Baptism gains in mutual recognition among European and American churches
Swiss Catholic and Protestant churches have signed an agreement to recognize each other's baptisms in part of a growing trend in European and American churches.
The World Council of Churches said on its website some people are a calling the rise of European and North American church body baptismal agreements an "an ecumenical harvest."
Baptism is the Christian rite of admission that invariably involves the use of water.
The day after Easter, a day on which many Christian traditions receive people getting instruction on the rite of baptism, major Swiss churches (Roman Catholic, Reformed, Methodist, Old Catholic, Anglican and Lutheran) signed an agreement on the mutual recognition of baptism.
The April 21 signing ceremony followed an ecumenical interchange sponsored by the Council of Christian Churches in Switzerland.
It took place in Riva San Vitale, Ticino, site of the oldest Christian building in Switzerland.
Among the many divisive historical issues about baptism – initiation into the Christian community – have been the essential elements of the rite and its sacramental character, the baptismal formula, the validity of infant baptisms, and the question of rebaptism.

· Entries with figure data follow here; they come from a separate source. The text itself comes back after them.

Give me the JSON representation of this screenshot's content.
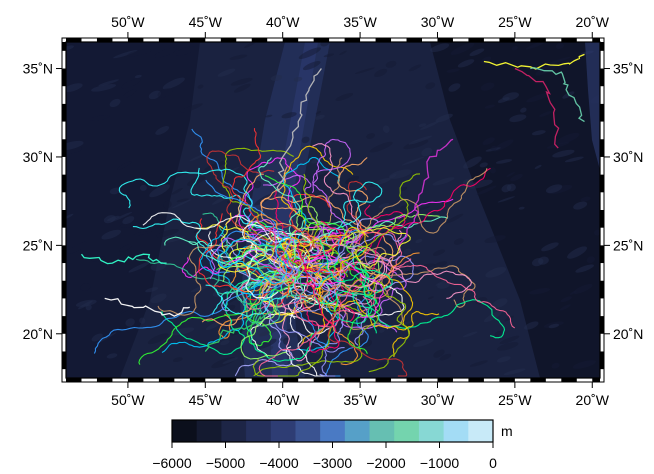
{
  "map": {
    "lon_range": [
      -54,
      -19.5
    ],
    "lat_range": [
      17.5,
      36.5
    ],
    "x_ticks": [
      {
        "lon": -50,
        "label": "50˚W"
      },
      {
        "lon": -45,
        "label": "45˚W"
      },
      {
        "lon": -40,
        "label": "40˚W"
      },
      {
        "lon": -35,
        "label": "35˚W"
      },
      {
        "lon": -30,
        "label": "30˚W"
      },
      {
        "lon": -25,
        "label": "25˚W"
      },
      {
        "lon": -20,
        "label": "20˚W"
      }
    ],
    "y_ticks": [
      {
        "lat": 35,
        "label": "35˚N"
      },
      {
        "lat": 30,
        "label": "30˚N"
      },
      {
        "lat": 25,
        "label": "25˚N"
      },
      {
        "lat": 20,
        "label": "20˚N"
      }
    ],
    "ocean_color": "#1a2240"
  },
  "colorbar": {
    "unit": "m",
    "ticks": [
      "−6000",
      "−5000",
      "−4000",
      "−3000",
      "−2000",
      "−1000",
      "0"
    ],
    "colors": [
      "#0b0f1c",
      "#141a30",
      "#1d2546",
      "#25305c",
      "#2e3d74",
      "#3a5391",
      "#4a7ac4",
      "#56a0c8",
      "#66bfb2",
      "#74d4ae",
      "#87d8d4",
      "#a3dcf5",
      "#c8eaf8"
    ]
  },
  "tracks": {
    "colors": [
      "#ff3333",
      "#33ff33",
      "#3399ff",
      "#ffff33",
      "#ff33ff",
      "#33ffff",
      "#ff9933",
      "#ffffff",
      "#cc66ff",
      "#ff6699",
      "#99ff66",
      "#66ffcc",
      "#ffcc00",
      "#ff0066",
      "#00ccff",
      "#99cc00",
      "#cc9966",
      "#9999ff",
      "#ff99cc",
      "#00ff99",
      "#cc3333",
      "#33cc99",
      "#ffaa66",
      "#aaaaff"
    ]
  }
}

On January 25, during the annual Week of Prayer for Christian Unity, several Portuguese churches entered a similar pact.
The Anglican Church of Portugal (the Lusitanian Church) hosteds the signing, which also included Portuguese church leaders from the Roman Catholic Church, the Orthodox Church of the Ecumenical Patriarchate of Constantinople, and the Methodist and Presbyterian churches.
U.S. CHURCHES
Last year major U.S. denominations of the Reformed tradition, including the Presbyterian Church (USA), the Reformed Church in America, the Christian Reformed Church in North America and the United Church of Christ, signed an agreement in Austin, Texas, with the National Conference of Catholic Bishops recognizing the validity of each other's practice of baptism.
Many Protestant churches have without success long sought a common table with Catholics at Eucharist, or Lord's Supper, whereby Christians eat bread seen as recognizing the presence of Christ.
Getting united church agreement on baptism has been much easier.
The member churches of the World Council of Churches, which groups more than 500 million Christians, at its 9th assembly at Porto Alegre, Brazil in 2006, affirmed that baptism is the basis of their commitment to one another within the ecumenical movement.
They committed themselves to draw the full consequences from the existing mutual recognition of baptism whilst affirming that "Baptism bestows upon the churches both the freedom and the responsibility to journey toward common proclamation of the Word, confession of the one faith, celebration of one Eucharist, and full sharing in one ministry."
The WCC has Christian unity as one of its key goals and its member churches are follow mainly Anglican, Orthodox and Protestant traditions.
The Roman Catholic Church is not a member of the WCC, but its serves on some of its bodies such as the Faith and Order Commission and it cooperates in many other ways with the Geneva-based church grouping.